Until very recently, the armed services never told a subject about the mirror and the microphone. One subcommittee witness, Maj. Gen. Ralph J. Roberts, the Army Provost Marshal General, didn't think it was necessary to tell a soldier anything. "It is my experience in thirty-six years in the Army that all of the soldiers that go into CID [Criminal Investigations Detachment] know that they are monitored and Big Brother is watching," he said. Similar testimony came from J. M. Barron of the Office of Naval Intelligence, who told the subcommittee that the Navy doesn't volunteer information about the rights of a citizen to a polygraph subject because "he is an American citizen. He should know." This brought a bristling reply from Congressman Reuss: "I would comment that I think the day will never come when the American citizens, as an incident of their citizenship, have to be aware of the fact that the room is bugged and the mirror is a device to enable Big Brother to see them. . . ." The anger from the Moss subcommittee persuaded Deputy Secretary of Defense Cyrus Vance to issue a new directive that ordered Pentagon polygraph examiners to tell their subjects of any mirrors and microphones. However, mirrors and mikes would stay.
But even without mirrors and microphones, there is serious question about the constitutionality of any polygraph test. The polygraph industry defends the use of the machine by pointing out that polygraph examinations are not admissible in most courts as evidence and that no one has to take the test if he does not want to. In this way, the industry maintains, the Fifth Amendment is not violated. But Rep. Cornelius E. Gallagher (D., N.J.) questions whether the examination violates the Fourth Amendment protection against unreasonable search and seizure: "Is not the Fourth Amendment violated if a condition precedent to employment is the subjection of a polygraph test, a test that seeks in some instances ... to determine not only the veracity but to probe the very thought process of an individual?"
Dr. Dearman, the psychiatrist who handled the case of the harassed bank vice president, agrees with Representative Gallagher that the Fourth Amendment is violated, but adds that the Fifth Amendment is violated as well. "I am aware," he said in a letter to Congressman Moss, "that proponents of the use of the polygraph fall back on the statement that no one is forced to take a polygraph test. . . . However, this is of little or no avail because the examinee does not realize that not only will his conscious thoughts and his autonomic responses to them be recorded but his unconscious thoughts will also be delved into and consequently he will give autonomic responses to . . . thoughts of which he is totally unaware. . . . It is my opinion that the polygraph is used mainly as a mental blackjack to obtain a confession."

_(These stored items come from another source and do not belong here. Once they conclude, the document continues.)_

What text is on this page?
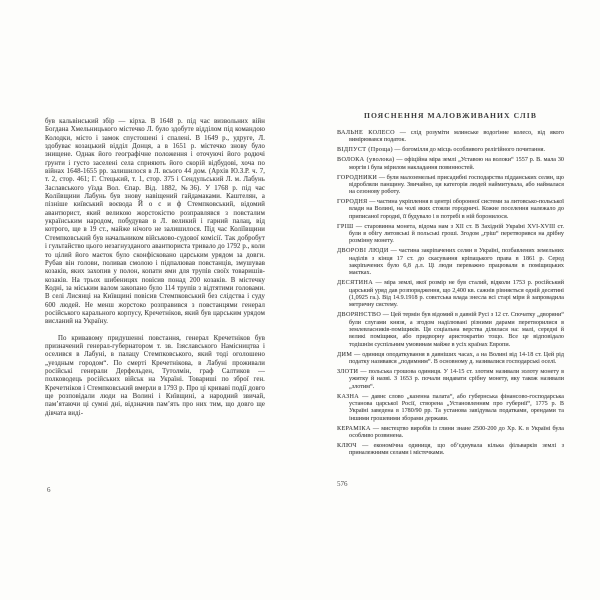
був кальвінський збір — кірха. В 1648 р. під час визвольних війн Богдана Хмельницького містечко Л. було здобуте відділом під командою Колодки, місто і замок спустошені і спалені. В 1649 р., удруге, Л. здобуває козацький відділ Донця, а в 1651 р. містечко знову було знищене. Однак його географічне положення і оточуючі його родючі ґрунти і густо заселені села сприяють його скорій відбудові, хоча по війнах 1648-1655 рр. залишилося в Л. всього 44 дом. (Архів Ю.З.Р. ч. 7, т. 2, стор. 461; Г. Стецький, т. 1, стор. 375 і Сендульський Л. м. Лабунь Заславського уїзда Вол. Єпар. Від. 1882, №36). У 1768 р. під час Коліївщини Лабунь був знову навіщений гайдамаками. Каштелян, а пізніше київський воєвода Й о с и ф Стемпковський, відомий авантюрист, який великою жорстокістю розправлявся з повсталим українським народом, побудував в Л. великий і гарний палац, від котрого, ще в 19 ст., майже нічого не залишилося. Під час Коліївщини Стемпковський був начальником військово-судової комісії. Так добробут і гультайство цього незагнузданого авантюриста тривало до 1792 р., коли то цілий його маєток було сконфісковано царським урядом за довги. Рубав він голови, поливав смолою і підпалював повстанців, змушував козаків, яких захопив у полон, копати ями для трупів своїх товаришів-козаків. На трьох шибеницях повісив понад 200 козаків. В містечку Кодні, за міським валом закопано було 114 трупів з відтятими головами. В селі Лисянці на Київщині повісив Стемпковський без слідства і суду 600 людей. Не менш жорстоко розправився з повстанцями генерал російського карального корпусу, Кречетніков, який був царським урядом висланий на Україну.

По кривавому придушенні повстання, генерал Кречетніков був призначений генерал-губернатором т. зв. Ізяславського Намісництва і оселився в Лабуні, в палацу Стемпковського, який тоді оголошено „уездным городом“. По смерті Кречетнікова, в Лабуні проживали російські генерали Дерфельден, Тутолмін, граф Салтиков — полководець російських військ на Україні. Товариші по зброї ген. Кречетніков і Стемпковський вмерли в 1793 р. Про ці криваві події довго ще розповідали люди на Волині і Київщині, а народний звичай, пам’ятаючи ці сумні дні, відзначив пам’ять про них тим, що довго ще дівчата виді-

6
ПОЯСНЕННЯ МАЛОВЖИВАНИХ СЛІВ

ВАЛЬНЕ КОЛЕСО — слід розуміти млинське водогінне колесо, від якого вимірювався податок.

ВІДПУСТ (Проща) — богомілля до місць особливого релігійного почитання.

ВОЛОКА (уволока) — офіційна міра землі „Уставою на волоки“ 1557 р. В. мала 30 моргів і була мірилом накладання повинностей.

ГОРОДНИКИ — були малоземельні присадибні господарства підданських селян, що відробляли панщину. Звичайно, ця категорія людей наймитувала, або наймалася на сезонову роботу.

ГОРОДНЯ — частина укріплення в центрі оборонної системи за литовсько-польської влади на Волині, на чолі яких стояли городничі. Кожне поселення належало до приписаної городні, її будувало і в потребі в ній боронилося.

ГРІШ — старовинна монета, відома нам з XII ст. В Західній Україні XVI-XVIII ст. були в обігу литовські й польські гроші. Згодом „гріш“ перетворився на дрібну розмінну монету.

ДВОРОВІ ЛЮДИ — частина закріпачених селян в Україні, позбавлених земельних наділів з кінця 17 ст. до скасування кріпацького права в 1861 р. Серед закріпачених було 6,8 д.л. Ці люди переважно працювали в поміщицьких маєтках.

ДЕСЯТИНА — міра землі, якої розмір не був сталий, відколи 1753 р. російський царський уряд дав розпорядження, що 2,400 кв. сажнів рівняється одній десятині (1,0925 га.). Від 14.9.1918 р. совєтська влада знесла всі старі міри й запровадила метричну систему.

ДВОРЯНСТВО — Цей термін був відомий в давній Русі з 12 ст. Спочатку „дворяни“ були слугами князя, а згодом наділювані різними дарами перетворилися в землевласників-поміщиків. Ця соціальна верства ділилася на: малі, середні й великі поміщики, або придворну аристократію тощо. Все це відповідало тодішнім суспільним умовинам майже в усіх країнах Европи.

ДИМ — одиниця оподаткування в давніших часах, а на Волині від 14-18 ст. Цей рід податку називався „подимним“. В основному д. називалися господарські оселі.

ЗЛОТИ — польська грошова одиниця. У 14-15 ст. злотим називали золоту монету в ужитку й назві. З 1653 р. почали видавати срібну монету, яку також називали „злотим“.

КАЗНА — давнє слово „казенна палата“, або губернська фінансово-господарська установа царської Росії, створена „Установленням про губернії“, 1775 р. В Україні заведена в 1780/90 рр. Та установа завідувала податками, орендами та іншими грошевими зборами держави.

КЕРАМІКА — мистецтво виробів із глини знане 2500-200 до Хр. К. в Україні була особливо розвинена.

КЛЮЧ — економічна одиниця, що об’єднувала кілька фільварків землі з приналежними селами і містечками.

576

Whether unconstitutional or not, the polygraph is certainly unjust, imperfect and dangerous. It may have some value in the hands of a highly trained and competent criminal investigator who is seeking leads, but that is the limit of its usefulness. Even there, its scientific validity is so far from perfect and its potential for harm so great that any citizen — no matter how secure in his innocence — is well advised to refuse the test. As a personnel screening device, it can produce nothing but harm (and profits for polygraphists) and Congress should demand the end of its use in federal government personnel offices immediately and should exert all its pressure to persuade private firms to discontinue it. If necessary, it should pass legislation to that end.
The polygraph is a pernicious instrument that has been seized upon by a society obsessed with gadgetry. It should be relegated to a Smithsonian Institution exhibit case as a monument to an American craze.
Stanley Meisler is a Washington newsman.